Richard Linchangco, Jeremy J Jay and Cory Brouwer (2017). Linking Nutrition and Molecular Biology Using Data Mining and Graph Theory. The FASEB Journal 31(1).
Bioinformatics and Genomics, University of North Carolina at Charlotte, Charlotte, NC
Cardiovascular disease, cancer, and diabetes are among the leading causes of death in the United States. Factors of chronic disease include physical activity, genetics, and diet, but only physical activity and diet can be controlled. Traditionally, diet and human health have been studied through epidemiological studies at the phenotypic and observational level. The molecular mechanisms underlying the health benefits of certain foods remain largely unknown, which creates a disconnect between plant science, nutrition, human health, and molecular biology.

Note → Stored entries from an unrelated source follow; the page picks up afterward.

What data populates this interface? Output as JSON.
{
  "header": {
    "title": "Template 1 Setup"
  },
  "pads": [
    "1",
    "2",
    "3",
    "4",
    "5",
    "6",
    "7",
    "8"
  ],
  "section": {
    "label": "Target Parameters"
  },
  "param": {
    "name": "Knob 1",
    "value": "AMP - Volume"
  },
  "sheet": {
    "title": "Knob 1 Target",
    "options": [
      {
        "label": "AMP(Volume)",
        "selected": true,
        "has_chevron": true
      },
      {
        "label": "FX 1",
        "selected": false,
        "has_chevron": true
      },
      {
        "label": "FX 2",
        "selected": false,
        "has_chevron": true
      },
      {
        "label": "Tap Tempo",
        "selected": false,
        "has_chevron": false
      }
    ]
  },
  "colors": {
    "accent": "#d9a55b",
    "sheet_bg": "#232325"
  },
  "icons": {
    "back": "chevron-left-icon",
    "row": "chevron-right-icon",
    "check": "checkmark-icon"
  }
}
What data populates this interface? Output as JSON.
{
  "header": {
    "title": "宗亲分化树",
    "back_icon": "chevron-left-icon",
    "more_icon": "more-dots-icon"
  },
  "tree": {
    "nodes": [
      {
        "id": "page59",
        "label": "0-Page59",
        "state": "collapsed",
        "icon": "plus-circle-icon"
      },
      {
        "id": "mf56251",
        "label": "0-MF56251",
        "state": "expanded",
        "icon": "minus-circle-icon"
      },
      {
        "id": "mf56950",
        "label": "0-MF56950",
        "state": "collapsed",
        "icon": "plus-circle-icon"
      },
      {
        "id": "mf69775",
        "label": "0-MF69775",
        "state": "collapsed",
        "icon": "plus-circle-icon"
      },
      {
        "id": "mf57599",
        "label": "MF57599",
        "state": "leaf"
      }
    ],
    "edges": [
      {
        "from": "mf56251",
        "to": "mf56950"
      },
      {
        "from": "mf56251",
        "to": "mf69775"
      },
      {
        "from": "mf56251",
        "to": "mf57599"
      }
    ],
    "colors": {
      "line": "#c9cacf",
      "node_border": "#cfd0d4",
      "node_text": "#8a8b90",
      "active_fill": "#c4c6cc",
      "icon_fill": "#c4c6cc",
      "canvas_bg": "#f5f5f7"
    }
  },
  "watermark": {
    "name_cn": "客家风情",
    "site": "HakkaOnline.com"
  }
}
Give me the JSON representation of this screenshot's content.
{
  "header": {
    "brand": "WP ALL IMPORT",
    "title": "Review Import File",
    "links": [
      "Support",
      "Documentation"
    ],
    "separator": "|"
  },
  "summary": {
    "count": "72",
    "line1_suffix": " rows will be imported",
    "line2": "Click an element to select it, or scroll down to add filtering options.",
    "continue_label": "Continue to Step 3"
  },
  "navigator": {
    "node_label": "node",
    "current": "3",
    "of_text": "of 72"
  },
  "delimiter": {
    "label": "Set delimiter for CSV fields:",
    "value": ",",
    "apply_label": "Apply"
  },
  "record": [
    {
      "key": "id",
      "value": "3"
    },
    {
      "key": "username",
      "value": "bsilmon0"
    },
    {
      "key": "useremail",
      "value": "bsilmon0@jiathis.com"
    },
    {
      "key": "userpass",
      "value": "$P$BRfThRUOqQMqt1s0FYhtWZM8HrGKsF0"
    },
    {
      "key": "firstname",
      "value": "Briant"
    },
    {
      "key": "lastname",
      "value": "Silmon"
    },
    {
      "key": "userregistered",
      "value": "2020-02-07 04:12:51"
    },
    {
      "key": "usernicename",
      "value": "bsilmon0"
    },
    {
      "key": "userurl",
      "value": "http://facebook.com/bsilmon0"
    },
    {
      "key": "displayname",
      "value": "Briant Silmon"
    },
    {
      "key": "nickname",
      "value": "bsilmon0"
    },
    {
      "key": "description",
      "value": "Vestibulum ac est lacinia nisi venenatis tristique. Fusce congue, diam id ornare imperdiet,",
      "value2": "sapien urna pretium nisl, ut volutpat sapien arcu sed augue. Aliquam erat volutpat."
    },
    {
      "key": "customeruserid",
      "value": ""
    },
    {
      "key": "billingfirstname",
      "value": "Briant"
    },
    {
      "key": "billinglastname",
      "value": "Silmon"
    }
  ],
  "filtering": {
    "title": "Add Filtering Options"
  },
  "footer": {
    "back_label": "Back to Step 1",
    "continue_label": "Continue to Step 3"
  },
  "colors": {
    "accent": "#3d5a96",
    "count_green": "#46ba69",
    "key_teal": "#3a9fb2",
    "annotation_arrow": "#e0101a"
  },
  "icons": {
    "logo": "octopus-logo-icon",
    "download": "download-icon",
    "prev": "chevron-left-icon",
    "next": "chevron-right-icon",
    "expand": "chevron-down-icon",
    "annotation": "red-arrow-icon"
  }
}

The need to link the disparate domains of nutrition and molecular biology presents a difficult problem. Existing curated resources provide a strong baseline within the distinct domains, but data connecting them does not yet exist in machine-readable form. This work applies data mining techniques to large collections of both medical and agricultural publication abstracts to generate links between nutrition and biology. This network of integrated data is placed into a graph database, which is the first application of Neo4j to a knowledge-oriented nutrigenomics graph. This work enables novel queries to discover new evidence in the support of open nutrigenomics questions.